Выбрать главу

Христофер почесал затылок, улыбаясь.

— Ты выглядишь менее растерянным, чем при нашей первой встрече. Я могу чем-то помочь?

Кристофер было потянулся к футболке, но вовремя себя одернул, покачал головой.

— Ты помогаешь. Я немного потерялся, не помню, как сюда попал. Живу у малознакомого человека, которого встретил на рынке.

Христофер несколько раз кивнул, погладил бороду, с минуту смотрел в глаза Кристофера. А тот зачарованно не мог отвернуться. В глазах Христофера он видел боль, тоску волчью, что заставляла его выть в лесах Кареона, чувствуя, как разрывается спина, как рвутся мышцы и ломаются кости. Как прерывается дыхание, напрягаются связки под мышками, нечеловеческие стоны вырываются из высохших, потресканных губ.

Кристофер слышал биение своего сердца. Оно замирало на мгновение, а затем билось чаще. Выступил холодный пот на лбу, пока Христофер не начал говорить снова.

— Когда будешь уходить, возьми ключи. Они висят в прихожей, с самого краю. Можешь приходить сюда, когда у тебя не останется, куда идти. И я постараюсь помочь, ага?

— Я смогу как-то тебя отблагодарить? Слишком ценный подарок для незнакомца, нет?

— Успеется, мой новый прекрасный товарищ. Я обещал тебя написать, верно? Но что-то мне подсказывает, ты не очень любишь живопись…

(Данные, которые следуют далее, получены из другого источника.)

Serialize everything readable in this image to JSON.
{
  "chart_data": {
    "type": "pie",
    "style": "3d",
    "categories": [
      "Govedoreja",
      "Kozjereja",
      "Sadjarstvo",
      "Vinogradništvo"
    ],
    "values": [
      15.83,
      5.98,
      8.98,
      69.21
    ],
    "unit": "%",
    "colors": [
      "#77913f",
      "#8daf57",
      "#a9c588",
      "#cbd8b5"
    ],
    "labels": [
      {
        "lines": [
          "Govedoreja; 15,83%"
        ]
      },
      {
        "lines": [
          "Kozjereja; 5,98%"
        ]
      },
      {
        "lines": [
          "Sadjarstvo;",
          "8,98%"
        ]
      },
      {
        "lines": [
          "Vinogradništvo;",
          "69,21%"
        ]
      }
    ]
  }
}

Кристофер лишь улыбнулся, встал, сделав уже безболезненный глоток, и ушел в коридор, пока Христофер так и остался сидеть на месте. Кристофер пошатнулся на складках коврика, боком ткнулся в ключницу, которую не заметил, когда только пришел в гости, — и опрокинул три связки ключей. Повесил обратно. Решил, что они, в общем-то, одинаковые (особо внимательно рассмотрел каждый ключик в поисках отличий), сунул первую попавшуюся в карман.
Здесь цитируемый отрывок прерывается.